Wednesday, October 12, 2011

Volleyball and the Presidential Reform Agenda


Part 2: The proposed changes and their impact on volleyball – the full cost of attendance debate 

by Kathy DeBoer

The summer’s presidential retreat spawned four subgroups designated to work on particular areas of reform: the student-athlete well-being working group, the resource allocation working group, the committee on academic performance and the rules working group. 

The group doing the most ground-shifting work is the first one.  To answer the criticism that none of the new money going into intercollegiate athletics is directly benefiting the student-athletes who are producing the increases, proposals are being studied to allow a full scholarship to include $2000 beyond the cost of room, board, tuition, fees and books.  Even the non-mathematicians among us can do the calculation on what that increase will entail if it is spread across the athletics department.
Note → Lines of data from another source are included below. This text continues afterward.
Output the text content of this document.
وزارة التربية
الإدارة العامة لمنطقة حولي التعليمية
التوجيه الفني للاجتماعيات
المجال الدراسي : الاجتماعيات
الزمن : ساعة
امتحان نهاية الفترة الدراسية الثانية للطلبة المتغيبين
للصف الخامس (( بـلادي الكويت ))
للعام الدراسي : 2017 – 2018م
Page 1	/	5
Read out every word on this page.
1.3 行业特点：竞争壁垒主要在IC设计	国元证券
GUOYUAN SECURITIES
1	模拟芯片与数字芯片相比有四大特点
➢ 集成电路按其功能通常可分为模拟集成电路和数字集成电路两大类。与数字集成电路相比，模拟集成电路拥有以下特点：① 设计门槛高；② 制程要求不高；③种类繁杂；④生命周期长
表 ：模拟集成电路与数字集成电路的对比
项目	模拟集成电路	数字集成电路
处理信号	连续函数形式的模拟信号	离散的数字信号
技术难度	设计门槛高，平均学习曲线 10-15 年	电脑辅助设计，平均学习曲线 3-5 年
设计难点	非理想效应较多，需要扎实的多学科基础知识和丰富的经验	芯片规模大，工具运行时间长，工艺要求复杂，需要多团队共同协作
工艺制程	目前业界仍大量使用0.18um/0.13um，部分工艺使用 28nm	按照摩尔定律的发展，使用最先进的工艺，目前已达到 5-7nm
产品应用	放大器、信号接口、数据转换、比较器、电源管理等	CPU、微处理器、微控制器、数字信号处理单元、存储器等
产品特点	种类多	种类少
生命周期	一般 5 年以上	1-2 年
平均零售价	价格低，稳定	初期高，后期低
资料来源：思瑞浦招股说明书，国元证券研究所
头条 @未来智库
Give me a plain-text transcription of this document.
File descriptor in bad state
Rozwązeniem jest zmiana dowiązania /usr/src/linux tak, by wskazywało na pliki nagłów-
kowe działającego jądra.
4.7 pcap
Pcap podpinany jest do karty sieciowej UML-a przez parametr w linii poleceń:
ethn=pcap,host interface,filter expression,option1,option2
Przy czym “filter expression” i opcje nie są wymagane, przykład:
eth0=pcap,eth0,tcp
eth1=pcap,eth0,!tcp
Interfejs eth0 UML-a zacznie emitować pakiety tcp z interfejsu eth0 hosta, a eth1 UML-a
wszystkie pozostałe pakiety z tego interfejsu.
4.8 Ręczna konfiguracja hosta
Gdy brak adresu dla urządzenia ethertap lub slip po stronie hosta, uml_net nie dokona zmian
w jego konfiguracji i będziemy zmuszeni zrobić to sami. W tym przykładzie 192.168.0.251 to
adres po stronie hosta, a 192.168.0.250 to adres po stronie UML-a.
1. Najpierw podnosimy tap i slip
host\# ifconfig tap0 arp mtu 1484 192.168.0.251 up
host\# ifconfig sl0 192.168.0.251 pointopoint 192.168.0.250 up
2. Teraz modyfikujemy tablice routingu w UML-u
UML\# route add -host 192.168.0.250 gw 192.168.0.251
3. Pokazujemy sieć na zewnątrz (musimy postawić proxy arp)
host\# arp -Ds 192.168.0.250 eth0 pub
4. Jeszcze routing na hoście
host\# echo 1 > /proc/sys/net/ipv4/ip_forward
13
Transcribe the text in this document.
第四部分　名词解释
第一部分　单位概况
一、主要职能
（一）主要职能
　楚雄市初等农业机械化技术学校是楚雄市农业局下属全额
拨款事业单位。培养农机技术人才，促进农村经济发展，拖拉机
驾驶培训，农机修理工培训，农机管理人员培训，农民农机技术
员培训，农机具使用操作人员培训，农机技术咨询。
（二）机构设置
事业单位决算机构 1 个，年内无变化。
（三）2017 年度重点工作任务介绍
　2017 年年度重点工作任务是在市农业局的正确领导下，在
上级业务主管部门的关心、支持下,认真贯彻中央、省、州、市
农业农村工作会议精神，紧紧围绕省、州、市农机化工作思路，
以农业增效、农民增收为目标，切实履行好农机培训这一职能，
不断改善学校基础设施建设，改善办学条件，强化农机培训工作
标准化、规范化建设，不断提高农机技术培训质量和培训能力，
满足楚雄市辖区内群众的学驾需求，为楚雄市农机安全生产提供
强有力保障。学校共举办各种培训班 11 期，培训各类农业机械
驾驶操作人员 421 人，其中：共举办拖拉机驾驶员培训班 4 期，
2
The target groups for more aid, of course, are football and men’s basketball players as the rights fee producers, but Title IX will likely mean that a number of women’s sports will be included in the increase.  An institution which funds 250 total grants-in-aid will see a $500,000 increase in their scholarship budget if they include all their sports in the new ceiling. 

It is anticipated that the BCS automatic qualifier schools, currently those in the Big 10, Big 12, ACC, SEC, Big East and Pac 12, will be able to afford the $2000 increase through rights fees escalation and controlling other costs.  The frightening prospect for volleyball lovers is that those schools on the financial fringes of either an elite conference or DI generally, will choose to shed sports in an attempt to stay in the mix with their high profile programs.   

The driver is football, and more specifically, football television money which, unlike the NCAA men’s basketball payout, is not broadly shared throughout Division I and the NCAA. The recent round of conference realignments is fueled by calculations on campuses about the best path to stay in a healthy BCS grouping of schools.  The conferences viewed as safe havens are the Big 10, the Pac 12, the SEC and the ACC.  The Big 12 and the Big East have lost key football-playing schools and are both scrambling to regain their footing.  The desire to align with or to stay aligned with the major football programs is trumping all other considerations including protecting traditional rivalries, geographic proximity, and the repercussions for other sports.      

Those conferences without escalating rights fees or large football stadiums will, in all likelihood, be structurally relegated to second tier status in Division I since they will not be able to fund the $2000 increase.  They may also choose to tier their sports within the conference, providing full cost-of-attendance to some and not others. 

A consistently used catchphrase in this debate is ‘competitive equity’; one side argues that the move to add $2000 to full grants-in-aid is destroying it, while the other side argues that, even though all schools have had the same scholarship limit for years, equity on the playing field has been a myth for a long time. The ‘myth’ group cites as evidence that, over the last seven years, 90% of Division I championships have been won by teams from BCS conferences.  The ‘myth-buster’ group can name every upset of the last seven years and is vigilantly opposed to institutionalizing the disparities between schools in DI.    

The impact on volleyball of this change is hard to predict at the moment.  Currently only Hawaii appears in our top-ten poll as a representative from outside the BCS AQ group, but Northern Iowa, San Diego and Pepperdine in the top 20 make an argument that funding is not the final determinant of elite play.
It seems as if a two-tiered scholarship structure will make a difference in recruit’s choices so the question becomes will the schools in conferences where volleyball is an important sport make the choice to upgrade those programs to full cost of attendance.  How will these changes impact our 22 men’s programs? Will there be cuts or will institutions with diminished prospects for success in major sports be incentivized to try to make a mark on the national scene in volleyball?
  
This working group is also considering proposing multi-year grants-in-aid, and eliminating the six year restriction on five years of aid.  Neither of these provisions will have much impact on volleyball.